The fashion industry is always in a state of flux. Trends are usually the topic of conversation but there is always a nervous wait when a creative director leaves a fashion house. That was certainly the case for Valentino when Maria Grazia Chiuri left to lead the team at Christian Dior, and in one foul swoop she ended her design partnership with Pierpaolo Piccioli. There was some uncertainty as to whether Piccioli would be still suited to the job, with many unsure as to where Chiuri’s role ended and his began. Everyone’s fears were soon put to rest, and the fashion industry breathed a collective sigh of relief after Piccioli unveiled his first solo collection one sunny afternoon at Paris Fashion Week. Spring 2017 has all the hallmarks of a collection inspired by the renaissance, with Piccioli an avid researcher and his mind transforming thoughts of high necklines, peasant dresses and modest hemlines into something more romantic. Hues of blush, magenta, red and rose were the stars of the show, second only to the mouth-watering pink tapestry coat and tan fur coat. As much as I love outerwear, I can’t stop thinking about the dresses.
There are few things in this world more beautiful than a beautifully made dress, something which Piccioli can also appreciate. Motifs borrowed from mother nature, including birds and plants were among the many motifs which graced the runway. From head to toe each model was a vision of simplistic beauty, with pink suede slippers and velvet sandals the shoe of choice. While this might seem inconsequential, it’s not very often flats are shown with eveningwear and even rarer to see a designer at the forefront of such change. Think about it, how social media respond to a celebrity walking the red carpet of the Met Gala in a pair of flats, rather than heels. For many it would be unimaginable, and as inconceivable as the micro-mini crossbody bags that also appeared on the Valentino runway. Each purse is no bigger than a box of cigarettes, which begs the question what kind of woman would carry such a small satchel but in terms of aesthetic, I like many others was completely smitten.

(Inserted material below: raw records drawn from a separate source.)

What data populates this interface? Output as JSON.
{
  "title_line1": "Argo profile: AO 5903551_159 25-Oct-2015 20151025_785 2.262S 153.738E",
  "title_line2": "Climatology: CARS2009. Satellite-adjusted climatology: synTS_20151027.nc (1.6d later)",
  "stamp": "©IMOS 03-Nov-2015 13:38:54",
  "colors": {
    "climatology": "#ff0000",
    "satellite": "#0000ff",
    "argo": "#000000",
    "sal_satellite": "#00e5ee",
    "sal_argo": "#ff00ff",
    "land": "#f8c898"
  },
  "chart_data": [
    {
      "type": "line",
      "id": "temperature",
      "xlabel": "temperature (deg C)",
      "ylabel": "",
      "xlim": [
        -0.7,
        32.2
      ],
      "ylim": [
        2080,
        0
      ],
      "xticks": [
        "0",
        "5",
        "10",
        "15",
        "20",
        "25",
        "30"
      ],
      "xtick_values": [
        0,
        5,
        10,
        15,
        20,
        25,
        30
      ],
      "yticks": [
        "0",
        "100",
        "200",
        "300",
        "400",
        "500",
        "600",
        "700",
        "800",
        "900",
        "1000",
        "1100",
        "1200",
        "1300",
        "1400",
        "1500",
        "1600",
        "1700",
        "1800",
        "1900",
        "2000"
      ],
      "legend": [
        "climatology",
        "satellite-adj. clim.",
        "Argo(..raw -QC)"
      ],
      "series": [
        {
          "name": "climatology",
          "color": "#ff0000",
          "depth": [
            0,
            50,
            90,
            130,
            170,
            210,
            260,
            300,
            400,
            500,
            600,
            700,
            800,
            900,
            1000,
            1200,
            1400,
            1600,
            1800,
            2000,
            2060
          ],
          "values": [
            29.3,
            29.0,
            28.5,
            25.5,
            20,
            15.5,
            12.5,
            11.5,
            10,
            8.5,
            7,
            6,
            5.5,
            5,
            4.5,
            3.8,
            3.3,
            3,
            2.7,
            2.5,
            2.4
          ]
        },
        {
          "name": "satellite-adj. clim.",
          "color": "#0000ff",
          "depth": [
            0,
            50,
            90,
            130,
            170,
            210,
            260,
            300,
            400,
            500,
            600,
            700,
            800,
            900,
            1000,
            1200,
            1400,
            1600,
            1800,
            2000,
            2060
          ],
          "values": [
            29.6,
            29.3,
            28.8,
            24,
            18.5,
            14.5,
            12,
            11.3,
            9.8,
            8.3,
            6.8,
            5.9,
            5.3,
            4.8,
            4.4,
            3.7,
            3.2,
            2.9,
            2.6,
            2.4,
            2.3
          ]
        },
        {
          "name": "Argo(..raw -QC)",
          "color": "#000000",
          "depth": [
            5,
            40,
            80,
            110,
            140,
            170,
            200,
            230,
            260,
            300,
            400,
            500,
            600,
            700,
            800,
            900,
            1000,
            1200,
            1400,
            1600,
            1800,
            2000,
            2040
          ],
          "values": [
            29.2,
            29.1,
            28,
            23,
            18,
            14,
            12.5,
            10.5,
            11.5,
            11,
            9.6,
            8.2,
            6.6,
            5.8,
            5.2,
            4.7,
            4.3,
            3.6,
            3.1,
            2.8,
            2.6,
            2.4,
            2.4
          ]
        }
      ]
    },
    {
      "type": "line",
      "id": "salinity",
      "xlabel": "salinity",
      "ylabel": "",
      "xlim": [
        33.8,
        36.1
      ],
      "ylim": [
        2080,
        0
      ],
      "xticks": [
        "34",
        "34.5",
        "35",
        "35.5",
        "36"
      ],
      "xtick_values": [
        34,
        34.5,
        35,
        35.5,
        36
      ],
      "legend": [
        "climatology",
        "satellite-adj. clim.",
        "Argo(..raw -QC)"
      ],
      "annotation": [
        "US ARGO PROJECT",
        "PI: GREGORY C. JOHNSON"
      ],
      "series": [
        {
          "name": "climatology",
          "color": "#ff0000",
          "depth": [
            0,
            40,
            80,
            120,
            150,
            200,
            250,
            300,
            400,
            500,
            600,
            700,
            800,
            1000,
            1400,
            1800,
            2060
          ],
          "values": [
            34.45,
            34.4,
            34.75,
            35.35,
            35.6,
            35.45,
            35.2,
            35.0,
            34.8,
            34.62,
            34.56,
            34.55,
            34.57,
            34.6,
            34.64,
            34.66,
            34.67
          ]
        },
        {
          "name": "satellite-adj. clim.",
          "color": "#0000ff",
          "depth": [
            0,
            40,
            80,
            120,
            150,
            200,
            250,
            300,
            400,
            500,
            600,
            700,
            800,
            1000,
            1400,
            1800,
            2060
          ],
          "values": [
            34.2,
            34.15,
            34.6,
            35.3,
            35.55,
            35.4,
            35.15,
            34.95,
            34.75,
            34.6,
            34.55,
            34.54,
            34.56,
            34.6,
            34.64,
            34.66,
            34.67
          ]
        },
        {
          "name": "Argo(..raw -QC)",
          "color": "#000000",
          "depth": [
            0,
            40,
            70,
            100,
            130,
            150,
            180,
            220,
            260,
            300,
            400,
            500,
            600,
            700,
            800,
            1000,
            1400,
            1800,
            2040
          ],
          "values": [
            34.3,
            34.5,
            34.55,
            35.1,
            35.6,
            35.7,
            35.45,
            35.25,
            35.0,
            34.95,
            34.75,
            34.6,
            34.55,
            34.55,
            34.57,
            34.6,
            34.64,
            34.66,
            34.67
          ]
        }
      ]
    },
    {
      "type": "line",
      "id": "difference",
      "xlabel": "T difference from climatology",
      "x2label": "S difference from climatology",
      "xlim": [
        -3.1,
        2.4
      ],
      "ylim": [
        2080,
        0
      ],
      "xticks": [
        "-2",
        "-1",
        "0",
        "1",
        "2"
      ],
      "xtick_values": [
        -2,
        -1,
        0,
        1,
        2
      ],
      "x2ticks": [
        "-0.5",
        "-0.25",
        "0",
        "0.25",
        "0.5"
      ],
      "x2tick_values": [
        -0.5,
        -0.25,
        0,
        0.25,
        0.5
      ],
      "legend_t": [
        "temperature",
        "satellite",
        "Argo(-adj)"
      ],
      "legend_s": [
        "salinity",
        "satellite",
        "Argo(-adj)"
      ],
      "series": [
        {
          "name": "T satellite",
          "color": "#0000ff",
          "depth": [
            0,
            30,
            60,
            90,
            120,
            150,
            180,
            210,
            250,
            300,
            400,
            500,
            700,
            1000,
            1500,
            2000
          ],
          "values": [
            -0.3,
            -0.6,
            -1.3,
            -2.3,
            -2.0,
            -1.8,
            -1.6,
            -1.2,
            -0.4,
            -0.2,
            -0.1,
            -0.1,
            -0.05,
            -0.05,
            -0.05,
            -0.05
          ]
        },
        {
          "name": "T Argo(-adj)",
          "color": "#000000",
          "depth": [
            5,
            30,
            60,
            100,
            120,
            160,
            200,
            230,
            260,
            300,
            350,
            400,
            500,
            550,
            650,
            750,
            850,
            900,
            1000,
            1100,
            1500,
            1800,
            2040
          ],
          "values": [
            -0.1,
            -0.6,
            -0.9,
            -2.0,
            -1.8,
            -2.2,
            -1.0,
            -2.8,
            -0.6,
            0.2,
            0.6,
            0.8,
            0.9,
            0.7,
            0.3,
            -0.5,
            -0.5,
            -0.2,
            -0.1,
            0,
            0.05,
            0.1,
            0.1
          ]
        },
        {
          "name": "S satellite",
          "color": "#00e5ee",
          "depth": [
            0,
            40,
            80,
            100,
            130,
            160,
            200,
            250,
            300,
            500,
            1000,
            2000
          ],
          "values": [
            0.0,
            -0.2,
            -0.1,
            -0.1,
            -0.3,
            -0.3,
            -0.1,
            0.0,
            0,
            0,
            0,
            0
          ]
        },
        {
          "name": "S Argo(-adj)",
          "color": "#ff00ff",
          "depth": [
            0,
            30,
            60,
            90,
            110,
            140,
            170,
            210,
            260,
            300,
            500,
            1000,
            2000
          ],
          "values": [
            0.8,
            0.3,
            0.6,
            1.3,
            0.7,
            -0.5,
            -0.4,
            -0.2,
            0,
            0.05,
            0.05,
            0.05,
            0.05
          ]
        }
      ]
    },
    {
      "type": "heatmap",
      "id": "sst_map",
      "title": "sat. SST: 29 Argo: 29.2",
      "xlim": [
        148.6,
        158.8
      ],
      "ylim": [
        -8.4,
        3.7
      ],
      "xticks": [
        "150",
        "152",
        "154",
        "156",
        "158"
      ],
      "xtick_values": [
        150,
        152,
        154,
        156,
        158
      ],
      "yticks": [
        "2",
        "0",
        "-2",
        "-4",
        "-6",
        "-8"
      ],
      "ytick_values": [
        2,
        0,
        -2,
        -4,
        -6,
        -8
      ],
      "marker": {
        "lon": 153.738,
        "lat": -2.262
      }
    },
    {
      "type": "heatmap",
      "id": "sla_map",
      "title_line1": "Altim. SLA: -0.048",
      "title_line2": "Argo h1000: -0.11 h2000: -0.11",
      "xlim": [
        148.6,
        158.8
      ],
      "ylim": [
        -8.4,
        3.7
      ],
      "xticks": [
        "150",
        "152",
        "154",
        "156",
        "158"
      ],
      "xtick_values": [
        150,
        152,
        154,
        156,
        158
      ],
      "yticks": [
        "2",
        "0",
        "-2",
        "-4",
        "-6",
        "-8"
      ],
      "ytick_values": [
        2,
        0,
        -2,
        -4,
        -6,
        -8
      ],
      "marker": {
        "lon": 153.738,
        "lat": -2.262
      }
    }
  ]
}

You won’t often hear me applaud a designer on showing constraint- while I recognise that it’s an important dynamic and principle within creative fields, it’s not something which I personally live by. But from what we’ve seen of Piccioli’s first solo collection, we can come to expect great things by way of outlandish outerwear and well-tailored trousers paired with plain white crisp shirts. Whilst many are still discussing the arrival of Maria Grazia Chiuri at Dior, and what to the future holds for the house’s first female creative director let’s not overlook Piccioli. There’s promising signs of growth and maturity (something to be fully expected when one has to bear the brunt of any workload, whatever the industry and occupation). An unexpected element was the influence of British designer Zandra Rhodes, visited by Piccioli and an assistant during the development of Spring 2017. The surprise collaboration saw Valentino integrate prints by Rhodes, who was their showing her support and sitting in the front row. While she is more my cup of tea in terms of crazy patterns and prints, I loved how Piccioli artfully combined the two for Valentino.